And the ugliest? Try “cacophony,” “crunch,” “flatulent,” “gripe,” “jazz” “sap” and “treachery.”
My choice for the Katherine Zeta Jones of beautiful-sounding words is “matutinal,” a word I used in last week’s column. It’s a Latin term meaning early morning.
And the ugliest? That’s easy: Dallas Cowboys. But I myself wonder whether the reaction is to the phonics of the words, or what they represent.
A frequent contributor, Ben Moffett, a retired sports writer, wrote that in his 68 years, he’d never heard “matutinal.” Gotcha, Ben. Moffett also provided a retronym, which is a term that has become necessary in order to separate the old from the new. He wrote, “‘Drinking water’ was used to distinguish it from water one couldn’t drink because it came from a questionable source.” And “‘Light bread’ came into use to distinguish it from the rock-hard biscuits that (someone else’s) mom served up. Our moms always made the best biscuits on the planet.”

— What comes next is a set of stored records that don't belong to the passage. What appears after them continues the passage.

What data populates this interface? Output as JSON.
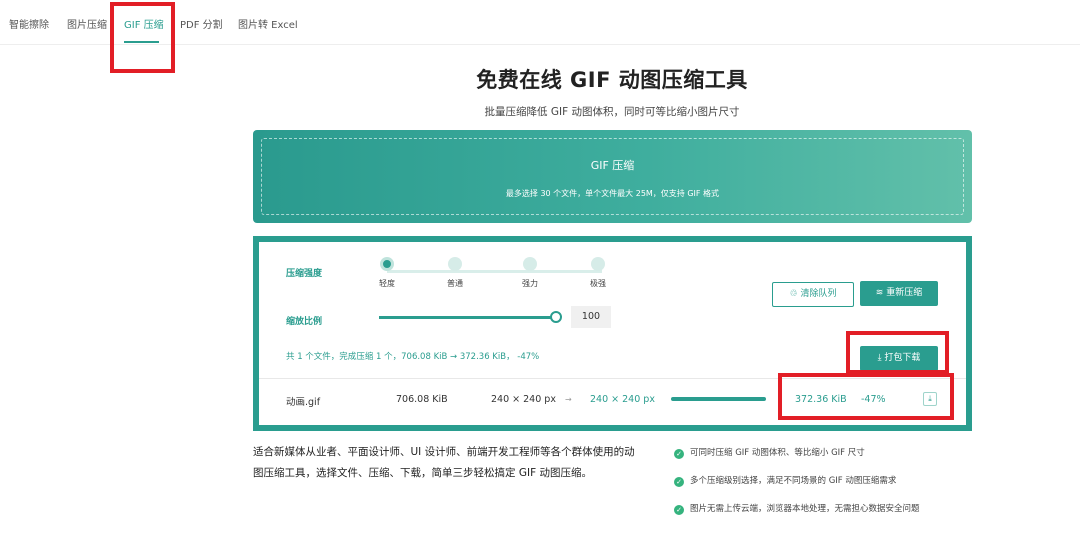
{
  "nav": {
    "items": [
      {
        "label": "智能擦除"
      },
      {
        "label": "图片压缩"
      },
      {
        "label": "GIF 压缩"
      },
      {
        "label": "PDF 分割"
      },
      {
        "label": "图片转 Excel"
      }
    ],
    "active": "GIF 压缩"
  },
  "header": {
    "title": "免费在线 GIF 动图压缩工具",
    "subtitle": "批量压缩降低 GIF 动图体积，同时可等比缩小图片尺寸"
  },
  "upload": {
    "title": "GIF 压缩",
    "description": "最多选择 30 个文件，单个文件最大 25M，仅支持 GIF 格式"
  },
  "settings": {
    "strength_label": "压缩强度",
    "strength_options": [
      "轻度",
      "普通",
      "强力",
      "极强"
    ],
    "strength_selected": "轻度",
    "scale_label": "缩放比例",
    "scale_value": "100",
    "scale_fraction": 1.0,
    "clear_button": "清除队列",
    "recompress_button": "重新压缩",
    "download_all_button": "打包下载",
    "summary": "共 1 个文件，完成压缩 1 个，706.08 KiB → 372.36 KiB， -47%"
  },
  "files": [
    {
      "name": "动画.gif",
      "original_size": "706.08 KiB",
      "original_dims": "240 × 240 px",
      "new_dims": "240 × 240 px",
      "progress": 1.0,
      "new_size": "372.36 KiB",
      "ratio": "-47%"
    }
  ],
  "description": "适合新媒体从业者、平面设计师、UI 设计师、前端开发工程师等各个群体使用的动图压缩工具，选择文件、压缩、下载，简单三步轻松搞定 GIF 动图压缩。",
  "features": [
    "可同时压缩 GIF 动图体积、等比缩小 GIF 尺寸",
    "多个压缩级别选择，满足不同场景的 GIF 动图压缩需求",
    "图片无需上传云端，浏览器本地处理，无需担心数据安全问题"
  ],
  "colors": {
    "accent": "#2a9d8f",
    "highlight_box": "#e21e26",
    "check": "#35b37e"
  }
}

Moffett’s right. The biscuits our mothers made went straight down the hatch; the biscuits that some other mothers buttered went into our pockets, in anticipation of rock fights at school. And the unpropelled biscuits, which we called “tarugos,” served as door stops.
Also from the mail bag . . .
Bonnie Bolton, a utilization review coordinator with the Department of Health, responded to a recent column on humorous headlines. She recalled a headline in the Van Wert (Ohio) Times Bulletin. It read, “Lions Club Tours Funeral Home as Body.” Bolton added, “How we share information may have changed, but malapropisms persist.”